The circuit court panel said in its 53-page ruling that the five Indian nations challenging the state’s tax plan – the Seneca Nation of Indians, Oneida Indian Nation, St. Regis Mohawk Tribe, Unkechaug Indian Nation, and the Cayuga Indian Nation — have not demonstrated that they’re likely to win their case based on their arguments that the tax system “imposes an undue and unnecessary economic burden on tribal retailers,” and interferes with their rights of self government. The panel lifted the stays from two district courts and a preliminary injunction from another and remanded the cases back to the lower courts “for further proceedings consistent with this opinion.”
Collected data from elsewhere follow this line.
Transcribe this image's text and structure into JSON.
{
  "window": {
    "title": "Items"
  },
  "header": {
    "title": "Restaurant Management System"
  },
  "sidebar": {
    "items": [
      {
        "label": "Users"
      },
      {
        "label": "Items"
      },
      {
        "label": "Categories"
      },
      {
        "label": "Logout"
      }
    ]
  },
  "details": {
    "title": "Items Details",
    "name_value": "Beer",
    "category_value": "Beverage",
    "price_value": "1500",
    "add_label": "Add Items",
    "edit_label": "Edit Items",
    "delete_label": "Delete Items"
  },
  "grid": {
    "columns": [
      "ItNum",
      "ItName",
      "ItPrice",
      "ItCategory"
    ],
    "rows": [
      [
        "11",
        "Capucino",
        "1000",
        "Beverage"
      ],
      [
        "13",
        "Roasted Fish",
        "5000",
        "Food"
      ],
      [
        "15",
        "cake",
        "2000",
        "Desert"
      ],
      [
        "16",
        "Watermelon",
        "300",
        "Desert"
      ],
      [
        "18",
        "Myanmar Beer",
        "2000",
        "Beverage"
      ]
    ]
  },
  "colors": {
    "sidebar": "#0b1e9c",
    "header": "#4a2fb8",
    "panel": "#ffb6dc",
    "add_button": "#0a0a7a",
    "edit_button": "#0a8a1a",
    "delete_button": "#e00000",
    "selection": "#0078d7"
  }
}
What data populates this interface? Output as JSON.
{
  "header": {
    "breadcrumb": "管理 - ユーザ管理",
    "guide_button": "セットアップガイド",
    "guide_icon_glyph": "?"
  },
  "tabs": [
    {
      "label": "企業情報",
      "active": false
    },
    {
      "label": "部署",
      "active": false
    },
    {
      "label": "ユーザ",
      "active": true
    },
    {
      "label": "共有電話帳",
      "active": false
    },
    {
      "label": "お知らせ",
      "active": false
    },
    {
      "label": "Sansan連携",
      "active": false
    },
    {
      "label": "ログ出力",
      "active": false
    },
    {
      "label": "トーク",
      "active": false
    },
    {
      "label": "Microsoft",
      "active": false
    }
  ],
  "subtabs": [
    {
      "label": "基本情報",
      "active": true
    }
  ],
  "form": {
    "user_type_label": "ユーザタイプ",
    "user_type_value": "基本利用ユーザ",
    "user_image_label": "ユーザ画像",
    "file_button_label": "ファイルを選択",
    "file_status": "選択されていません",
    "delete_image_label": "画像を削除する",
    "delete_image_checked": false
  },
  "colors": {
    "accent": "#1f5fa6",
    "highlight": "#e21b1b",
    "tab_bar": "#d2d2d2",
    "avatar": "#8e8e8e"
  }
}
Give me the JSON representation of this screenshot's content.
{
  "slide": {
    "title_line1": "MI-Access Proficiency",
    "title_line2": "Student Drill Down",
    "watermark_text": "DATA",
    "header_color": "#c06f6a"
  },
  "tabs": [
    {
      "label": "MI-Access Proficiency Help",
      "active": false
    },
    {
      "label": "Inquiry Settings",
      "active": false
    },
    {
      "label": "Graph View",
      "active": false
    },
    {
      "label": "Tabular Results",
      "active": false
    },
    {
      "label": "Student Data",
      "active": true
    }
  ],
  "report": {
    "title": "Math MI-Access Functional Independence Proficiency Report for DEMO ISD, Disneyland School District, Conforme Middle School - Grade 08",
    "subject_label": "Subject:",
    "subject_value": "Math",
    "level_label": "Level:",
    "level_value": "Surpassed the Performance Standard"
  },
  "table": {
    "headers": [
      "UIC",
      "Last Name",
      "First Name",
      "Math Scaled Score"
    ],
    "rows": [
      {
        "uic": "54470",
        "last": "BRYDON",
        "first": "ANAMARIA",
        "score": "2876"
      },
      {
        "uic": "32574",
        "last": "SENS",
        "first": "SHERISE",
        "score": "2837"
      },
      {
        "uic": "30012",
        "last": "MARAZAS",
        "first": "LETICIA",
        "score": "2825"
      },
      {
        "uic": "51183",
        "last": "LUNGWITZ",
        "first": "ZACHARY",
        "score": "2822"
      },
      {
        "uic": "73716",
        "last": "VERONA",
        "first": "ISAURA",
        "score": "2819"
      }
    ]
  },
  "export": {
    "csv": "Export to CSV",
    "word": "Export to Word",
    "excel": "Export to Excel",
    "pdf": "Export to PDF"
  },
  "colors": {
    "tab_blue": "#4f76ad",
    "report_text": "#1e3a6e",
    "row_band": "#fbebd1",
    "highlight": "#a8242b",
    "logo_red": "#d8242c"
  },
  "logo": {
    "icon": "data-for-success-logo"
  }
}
The circuit court panel said that New York Western District Court Judge Richard Arcara “correctly rejected” requests last fall by the Seneca, Cayuga, Mohawk and Unkechaug nations for preliminary injunctions against the state. Arcara had issued a stay of his ruling pending the 2nd Circuit appeal.
Seneca President Robert Odawi Porter said the nation would continue to protect its sovereignty and treaty rights. “While today’s decision by the U.S. Court of Appeals is disappointing, we will continue fighting against this overreaching action by the state to protect our treaty rights, tobacco commerce and all the jobs it supports. The Seneca Nation will not be New York State’s tax collector,” Porter said.
Seneca’s 1842 Treaty of Buffalo with the federal government says, in part, that the U.S. “will protect such lands of the Seneca Indians, within the State of New York, as may from time to time remain in their possession from all taxes, and assessments for roads, highways, or any other purpose.” The nation says the treaty’s plain language means the state has no taxing authority on any transactions on Seneca territory.
In contract to Arcara’s ruling, the New York’s Northern U.S. District Court Judge David Hurd issued a preliminary injunction last fall in a case filed by the Oneida Indian Nation against former Gov. David Paterson and other state officials, asking the court to declare illegal the state’s new laws to collect cigarette taxes from Indian businesses. Hurd agreed with Oneida that the law would impose irreparable harm by requiring the nation to pay the $4.35-a-pack tax, which he deemed “unconstitutional,” because the tribe is “an untaxable entity.” He also agreed that the tax imposes more than “minimal burdens reasonably tailored to the collection of valid taxes from non-Indians” and, therefore, the nation was likely to be successful in a trial on the merits of its case. Hurd noted that under the new tax law, Oneida would have to pay out around $3.5 million to maintain its inventory of around 80,000 cartons for its retail businesses, plus at least $208,000 a year in financing costs
But the 2nd Circuit panel rejected Hurd’s reasoning, saying “the Northern District committed legal error in determining that both of these arguments were likely to succeed, and thus abused its discretion in granting the Oneida nation’s motion for preliminary injunction.”
An Oneida spokesman said the nation will continue selling tax-free cigarettes that are manufactured on its sovereign land. “The court’s ruling against the tobacco distributors does not impact our ability to sell cigarettes at a reduced cost,” said Mark Emery, director of media relations for the Oneida Nation. “We will continue to provide our customers with a selection of cigarette brands like Niagara’s, Bishop, Great Country and Cool Harbor as they are manufactured on the Oneida homelands and not subject to state taxes. We will sell the remaining inventory of cigarette brands not manufactured on the Oneida Indian land.”
On May 10, the Supreme Court granted the Seneca Indian Nation a TRO following the news of the Appeals Court.